Adidas Originals Eyewear: From the Track to the Street

When you think of Adidas, sunglasses might not be the first thing that comes to mind — three stripes, football boots, and running shoes usually take that spot. But Adidas eyewear has quietly built its own decades-long story, one that runs from Olympic tracks to hip-hop culture to the sunglasses cases of streetwear collectors today. Here's how it happened.

Where it all started: 1924

The Adidas story doesn't begin with eyewear at all — it begins with shoes. In 1924, Adi Dassler founded the company with his brother in his mother's home, focused on building better performance footwear for athletes. The brand made its first major mark on the world stage at the 1936 Summer Olympics, when Dassler convinced sprinter Jesse Owens to compete in his spiked running shoes. Owens' four gold medals gave the brand instant global credibility, and by 1949, Adidas was officially established as a company synonymous with innovation in sports equipment.

For decades, this performance-first, athlete-tested philosophy defined everything the brand made. Eyewear, when it eventually arrived, would carry that same DNA.

Building the eyewear line: a partnership with Silhouette

Adidas didn't develop its eyewear in-house. Instead, in 1991, it began an intensive partnership with the Austrian eyewear manufacturer Silhouette Optical, a company already respected for its lightweight, precision-engineered frames. Silhouette took on the job of designing and producing glasses for Adidas, working directly with athletes to build eyewear that could genuinely hold up to competitive sport — resistant to fog, glare, dust, and impact, and light enough to disappear during a race or a match. That relationship between Silhouette and Adidas continues today, still responsible for both the brand's performance and lifestyle eyewear lines.

The birth of Adidas Originals: 2001

By the early 2000s, Adidas as a brand was undergoing a broader shift. Hip-hop culture, streetwear, and sneaker collecting had pulled sportswear out of the stadium and onto city sidewalks — tracksuits and trainers were as likely to be worn on a street corner as on a track. Adidas responded by launching Adidas Originals as a distinct lifestyle label, drawing directly from the brand's own archives to reinterpret classic silhouettes for a new, culture-driven audience.
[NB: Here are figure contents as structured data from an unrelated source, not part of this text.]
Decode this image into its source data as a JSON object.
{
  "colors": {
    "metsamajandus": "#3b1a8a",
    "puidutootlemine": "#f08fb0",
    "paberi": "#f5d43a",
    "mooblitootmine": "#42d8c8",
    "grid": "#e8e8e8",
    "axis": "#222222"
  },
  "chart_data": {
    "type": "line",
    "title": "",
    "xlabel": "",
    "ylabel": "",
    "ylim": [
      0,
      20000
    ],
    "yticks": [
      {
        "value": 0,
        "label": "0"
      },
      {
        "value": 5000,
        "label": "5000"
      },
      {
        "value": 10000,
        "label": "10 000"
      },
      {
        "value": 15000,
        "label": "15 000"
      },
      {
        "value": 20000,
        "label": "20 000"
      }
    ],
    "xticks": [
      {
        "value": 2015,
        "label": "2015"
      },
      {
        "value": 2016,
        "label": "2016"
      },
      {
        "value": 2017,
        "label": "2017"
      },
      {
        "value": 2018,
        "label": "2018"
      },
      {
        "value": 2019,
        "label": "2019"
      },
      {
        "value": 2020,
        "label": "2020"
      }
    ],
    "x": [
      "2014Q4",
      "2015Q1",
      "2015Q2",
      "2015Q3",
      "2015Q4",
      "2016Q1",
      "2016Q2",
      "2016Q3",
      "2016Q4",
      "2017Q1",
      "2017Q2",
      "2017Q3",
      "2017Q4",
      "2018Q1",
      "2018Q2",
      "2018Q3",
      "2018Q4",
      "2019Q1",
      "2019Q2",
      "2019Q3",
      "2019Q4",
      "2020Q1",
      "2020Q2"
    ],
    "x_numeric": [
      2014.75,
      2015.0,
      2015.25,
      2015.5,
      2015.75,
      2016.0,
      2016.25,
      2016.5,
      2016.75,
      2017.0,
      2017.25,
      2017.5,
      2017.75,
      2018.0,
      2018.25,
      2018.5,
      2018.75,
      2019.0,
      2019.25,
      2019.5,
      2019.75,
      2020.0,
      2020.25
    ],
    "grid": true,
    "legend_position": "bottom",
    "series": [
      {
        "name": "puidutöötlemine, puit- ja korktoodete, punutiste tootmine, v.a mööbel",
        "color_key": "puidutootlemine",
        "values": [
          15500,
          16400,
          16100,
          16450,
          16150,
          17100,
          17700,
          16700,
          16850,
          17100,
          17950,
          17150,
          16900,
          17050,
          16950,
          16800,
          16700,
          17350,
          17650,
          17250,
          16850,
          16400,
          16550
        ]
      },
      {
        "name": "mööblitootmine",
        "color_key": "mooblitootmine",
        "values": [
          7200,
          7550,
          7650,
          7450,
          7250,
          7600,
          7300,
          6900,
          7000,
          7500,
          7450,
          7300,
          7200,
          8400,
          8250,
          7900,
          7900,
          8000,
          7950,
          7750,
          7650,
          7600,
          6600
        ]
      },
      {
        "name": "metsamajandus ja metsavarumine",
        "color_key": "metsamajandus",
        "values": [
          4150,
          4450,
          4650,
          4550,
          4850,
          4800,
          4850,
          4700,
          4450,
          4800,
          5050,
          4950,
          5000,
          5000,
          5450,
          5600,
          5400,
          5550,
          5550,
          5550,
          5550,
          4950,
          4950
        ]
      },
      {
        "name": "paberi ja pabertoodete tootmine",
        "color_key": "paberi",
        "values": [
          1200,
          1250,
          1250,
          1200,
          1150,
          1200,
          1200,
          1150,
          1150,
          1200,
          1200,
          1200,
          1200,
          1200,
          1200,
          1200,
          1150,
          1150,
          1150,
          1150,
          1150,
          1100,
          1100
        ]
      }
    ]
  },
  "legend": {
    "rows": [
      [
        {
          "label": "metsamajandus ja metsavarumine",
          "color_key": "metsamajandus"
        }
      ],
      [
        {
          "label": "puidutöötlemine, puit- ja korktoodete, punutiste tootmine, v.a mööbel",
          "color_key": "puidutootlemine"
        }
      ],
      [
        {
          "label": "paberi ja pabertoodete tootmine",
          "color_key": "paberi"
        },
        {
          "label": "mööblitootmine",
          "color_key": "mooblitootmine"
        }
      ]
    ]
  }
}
Eyewear became part of that reinvention. Introduced as a lifestyle offshoot under the label, Adidas Originals sunglasses were built around the brand's most recognizable symbol: the Trefoil logo, which had represented the three continents Adidas products were originally sold across (Europe, Asia, and America) and had since become a shorthand for the brand's heritage. Rather than technical, sport-first design, Originals eyewear leaned into bold shapes, retro references, and a street-culture attitude — the "fashion alter ego," as one retailer later put it, for athletes and streetwear fans off the field.

Design philosophy: sport heritage, street expression

What separates Adidas Originals from the brand's performance eyewear line is intent. Where Adidas Performance eyewear is engineered for the demands of an active event, Originals takes the visual language of that athletic heritage — bold shapes, sporty detailing, technical materials — and repurposes it purely for self-expression. Thin and thick pilot shapes, rounded frames, and square wraparounds sit alongside modular details like double-layer acetate temples, all finished in a mix of matte, transparent, and high-contrast colorways. The Trefoil logo remains a constant thread, now used as a design detail as much as a brand mark.

The result is eyewear meant to connect three worlds that Adidas has always straddled: sport, music, and street fashion.

Where the brand stands today

Adidas Originals eyewear has grown into a full collection spanning both sunglasses and optical frames, sold through authorized eyewear retailers and licensed partners worldwide. It remains distinct from Adidas Performance eyewear, which continues to focus on lens technology, anti-fog coatings, and prescription-ready sport frames for active use. Together, the two lines reflect the same duality that's defined Adidas since Jesse Owens laced up his spikes in 1936: equipment built for competition, and style built from it.

The takeaway

Adidas eyewear's history is really the story of a sportswear brand learning to live off the field. What started as a performance-driven partnership with Silhouette in the early '90s evolved, a decade later, into Adidas Originals — a line built not for the finish line, but for everyday self-expression, carrying the brand's athletic legacy into music, fashion, and street culture.